In my novel, I describe Nels, one of the main characters as a man who wore a checked jacket, upturned jeans and cowboy boots. These were images that my mother had described for me over the years.
The washtub near the car most likely had sudsy water in it for my dad to wash his car. He loved his Dodge, kept a shine on it. Perhaps it was a last warm day, time to get one more washing in before the weather turned bad.
What gripped me most about the picture though is the boots he wears. Even after his move to the Midwest, with my mother and brother, he wore cowboy boots. This image is a reflection of some connection between myself and my dad. To never know him but to love cowboy boots and Pendleton wool fulfills something within me. It's history of a sort that intertwines with other people's memories to bring him to life.
I believe my mother is pregnant in this photo. But I am more curious about what she has in her hands or what is behind her. Are those linens drying on a rack? She told me that even in the dead of winter she could hang clothes outside in Utah because the air was so dry.

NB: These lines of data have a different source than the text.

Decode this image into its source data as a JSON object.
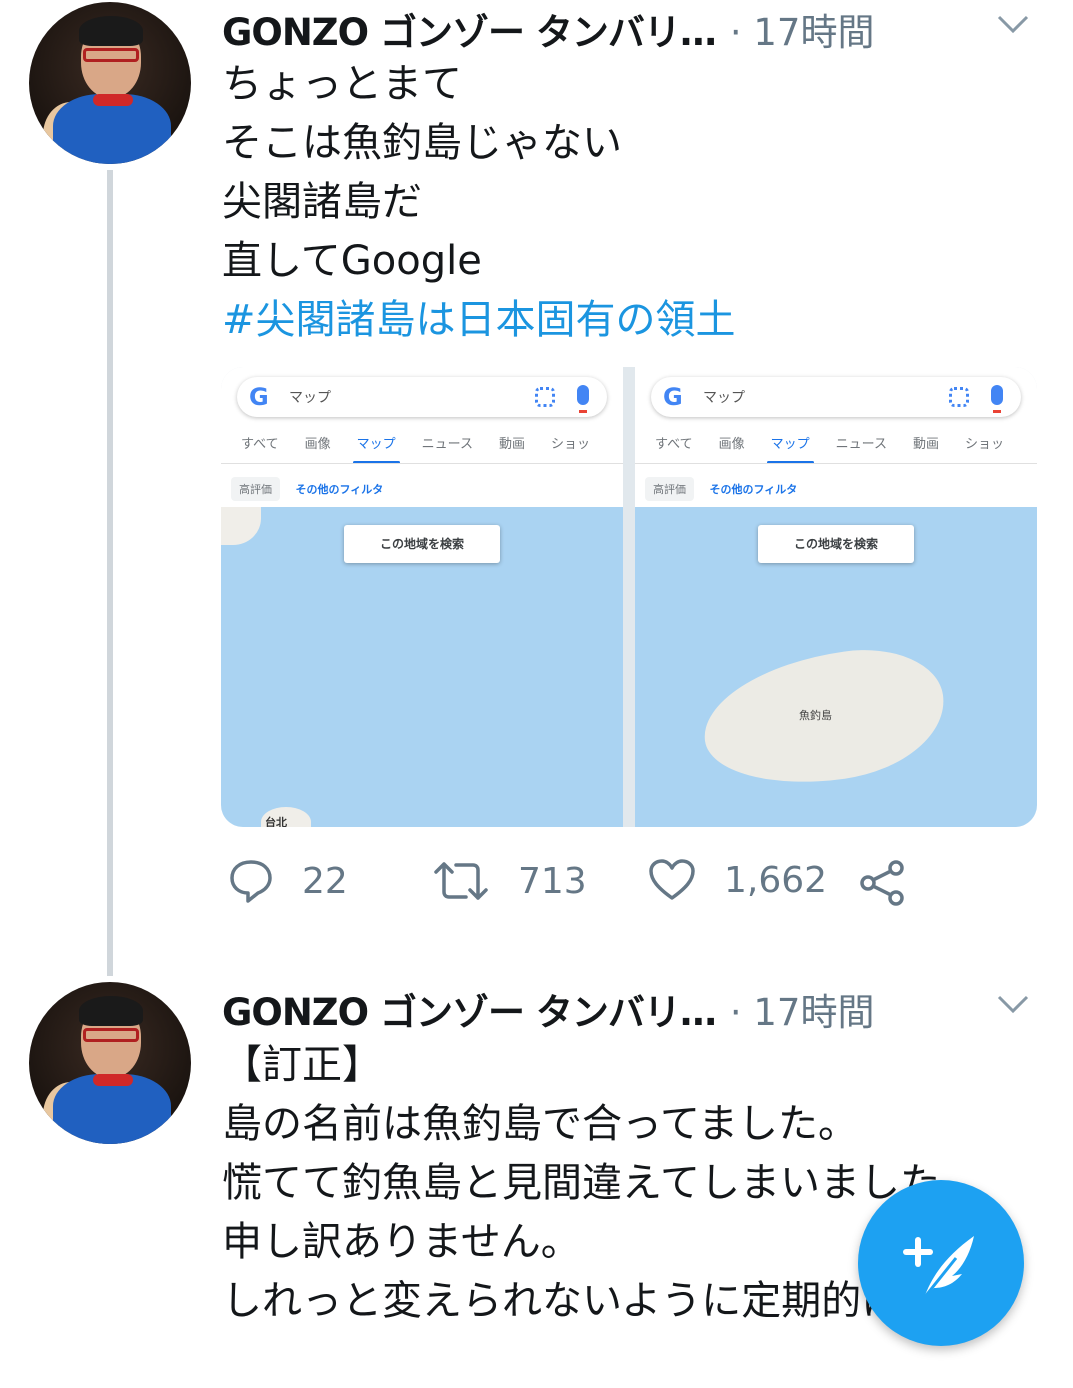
{
  "tweets": [
    {
      "author": "GONZO ゴンゾー タンバリ…",
      "meta": "· 17時間",
      "text_lines": [
        "ちょっとまて",
        "そこは魚釣島じゃない",
        "尖閣諸島だ",
        "直してGoogle"
      ],
      "hashtag": "#尖閣諸島は日本固有の領土",
      "media": {
        "left": {
          "search_query": "マップ",
          "tabs": [
            "すべて",
            "画像",
            "マップ",
            "ニュース",
            "動画",
            "ショッ"
          ],
          "active_tab": "マップ",
          "chip_rating": "高評価",
          "chip_filters": "その他のフィルタ",
          "search_area_button": "この地域を検索",
          "place_label": "台北"
        },
        "right": {
          "search_query": "マップ",
          "tabs": [
            "すべて",
            "画像",
            "マップ",
            "ニュース",
            "動画",
            "ショッ"
          ],
          "active_tab": "マップ",
          "chip_rating": "高評価",
          "chip_filters": "その他のフィルタ",
          "search_area_button": "この地域を検索",
          "place_label": "魚釣島"
        }
      },
      "actions": {
        "replies": "22",
        "retweets": "713",
        "likes": "1,662"
      }
    },
    {
      "author": "GONZO ゴンゾー タンバリ…",
      "meta": "· 17時間",
      "text_lines": [
        "【訂正】",
        "島の名前は魚釣島で合ってました。",
        "慌てて釣魚島と見間違えてしまいました。",
        "申し訳ありません。",
        "しれっと変えられないように定期的に見"
      ]
    }
  ],
  "icons": {
    "reply": "reply-icon",
    "retweet": "retweet-icon",
    "like": "heart-icon",
    "share": "share-icon",
    "caret": "chevron-down-icon",
    "compose": "compose-tweet-icon"
  },
  "colors": {
    "link": "#1b95e0",
    "muted": "#657786",
    "fab": "#1da1f2",
    "map_water": "#aad3f2"
  }
}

She worked for months after discovering that she was pregnant with Paul, who is in the first picture. As I researched social norms and women working, I found that it was frowned upon for a woman to be as far along as my mother appears to be in this photo, and still be working.
My mother didn't pay close attention to what she was supposed to do. She stayed on at the phone company because she loved working. In the 1950s when Lucille Ball wasn't allowed to say pregnant on television, my mom showed up to work. It fulfilled her.